Government officials said farmers had been getting between Rs 1,250 and Rs 1,260 a quintal in most districts against the minimum support price of Rs 1,310 a quintal.
The Bengal government has set a target of procuring 22 lakh tonnes this financial year, but it has till now procured only 4.2 lakh tonnes (see chart). “This is the most important period for procurement as the bulk of paddy is bought between November and January,” an agriculture department official said.
Although the Centre declares the minimum support price, the procurement is done by the state government. The Centre then reimburses the state.
According to an official, paddy farmers had been waiting since November for their kharif produce to be bought, but the state food and supplies department is still to start a large-scale procurement drive.
“Cultivation for the boro season starts in January end. If farmers don’t get proper price for their kharif produce, they will be not be encouraged to invest in the boro season,” a senior agriculture department official said.
A Left delegation led by CPM MLA Anisur Rahman today submitted memorandums in this regard to agriculture minister Malay Ghatak and food and supplies minister Jyotipriya Mullick at Nabanna.
Refuting the allegations, Mullick said: “It’s not true. Farmers across the state are getting something between Rs 1,330 and Rs 1,360 a quintal.”
The minister added that the government had set up 200 procurement centres across the state, which, according to officials, were not enough for Bengal’s 3,349 panchayats.
Farmers The Telegraph spoke to gave a different version on the rates at which they sold their paddy.
“Today, we sold our paddy for Rs 1,260 a quintal at several trading centres in Birbhum,” said Bhabani Prasad Dutta, a member of the Birbhum Dhanya Byabsayee Samiti.
The story was no different in Hooghly, where the price was Rs 1,266 a quintal today.
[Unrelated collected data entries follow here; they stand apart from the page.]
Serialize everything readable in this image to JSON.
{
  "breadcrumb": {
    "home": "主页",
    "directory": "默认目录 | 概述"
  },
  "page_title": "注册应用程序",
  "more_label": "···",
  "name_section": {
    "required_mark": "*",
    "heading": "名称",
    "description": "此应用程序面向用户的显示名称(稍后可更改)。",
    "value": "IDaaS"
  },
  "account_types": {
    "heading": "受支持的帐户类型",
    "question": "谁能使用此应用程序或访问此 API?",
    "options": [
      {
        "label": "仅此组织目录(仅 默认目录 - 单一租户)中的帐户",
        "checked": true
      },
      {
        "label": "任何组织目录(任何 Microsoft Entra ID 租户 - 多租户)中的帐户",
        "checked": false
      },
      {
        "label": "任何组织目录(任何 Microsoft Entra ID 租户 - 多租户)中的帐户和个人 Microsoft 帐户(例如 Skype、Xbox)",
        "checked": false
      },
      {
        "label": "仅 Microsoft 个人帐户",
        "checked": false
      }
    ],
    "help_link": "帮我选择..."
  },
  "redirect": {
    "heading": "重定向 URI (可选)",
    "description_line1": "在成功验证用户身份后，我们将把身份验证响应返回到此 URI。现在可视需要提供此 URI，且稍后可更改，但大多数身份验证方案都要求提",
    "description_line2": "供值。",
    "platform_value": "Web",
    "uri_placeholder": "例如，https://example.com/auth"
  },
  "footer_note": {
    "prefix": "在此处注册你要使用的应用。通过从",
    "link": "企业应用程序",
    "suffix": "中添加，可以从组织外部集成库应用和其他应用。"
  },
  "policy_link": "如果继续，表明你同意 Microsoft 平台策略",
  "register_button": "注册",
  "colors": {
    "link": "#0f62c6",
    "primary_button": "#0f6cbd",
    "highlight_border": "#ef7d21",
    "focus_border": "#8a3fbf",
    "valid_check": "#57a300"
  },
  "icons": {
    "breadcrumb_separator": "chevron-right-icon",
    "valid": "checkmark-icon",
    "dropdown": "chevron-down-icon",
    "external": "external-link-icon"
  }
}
In Burdwan, the price ranged between Rs 1,290 and Rs 1,300.
Senior government officials said the situation could put the state’s self-sufficiency in rice under serious threat.
“As farmers are not getting the proper price, they will try to hold on to their stock for some more days…. But if they still don’t get the minimum support price, the rates in the markets will crash and it will be a disaster for them. As the government cannot procure all the paddy, the farmers will incur a huge loss that will discourage them from reinvesting in the boro season. This will result in a shortfall in rice production and that would push up prices the next season,” said an official.
Primary assessments suggests that the state will produce about 95 to 100 lakh tonnes of rice in the kharif season, a shortfall of 10 to 15 lakh tonnes which officials attributed to the floods. The state will have to produce at least 40 lakh tonnes in the boro season to meet its consumption requirement of 147 lakh tonnes this year.
Senior food department officials admitted large-scale procurement could not be started because of funds shortage.
“We had a plan to start procurement with Rs 1,200 crore. But we got only Rs 300 crore as the procurement agencies could not secure loans from state government agencies like the industrial infrastructure development corporation,” a senior official said.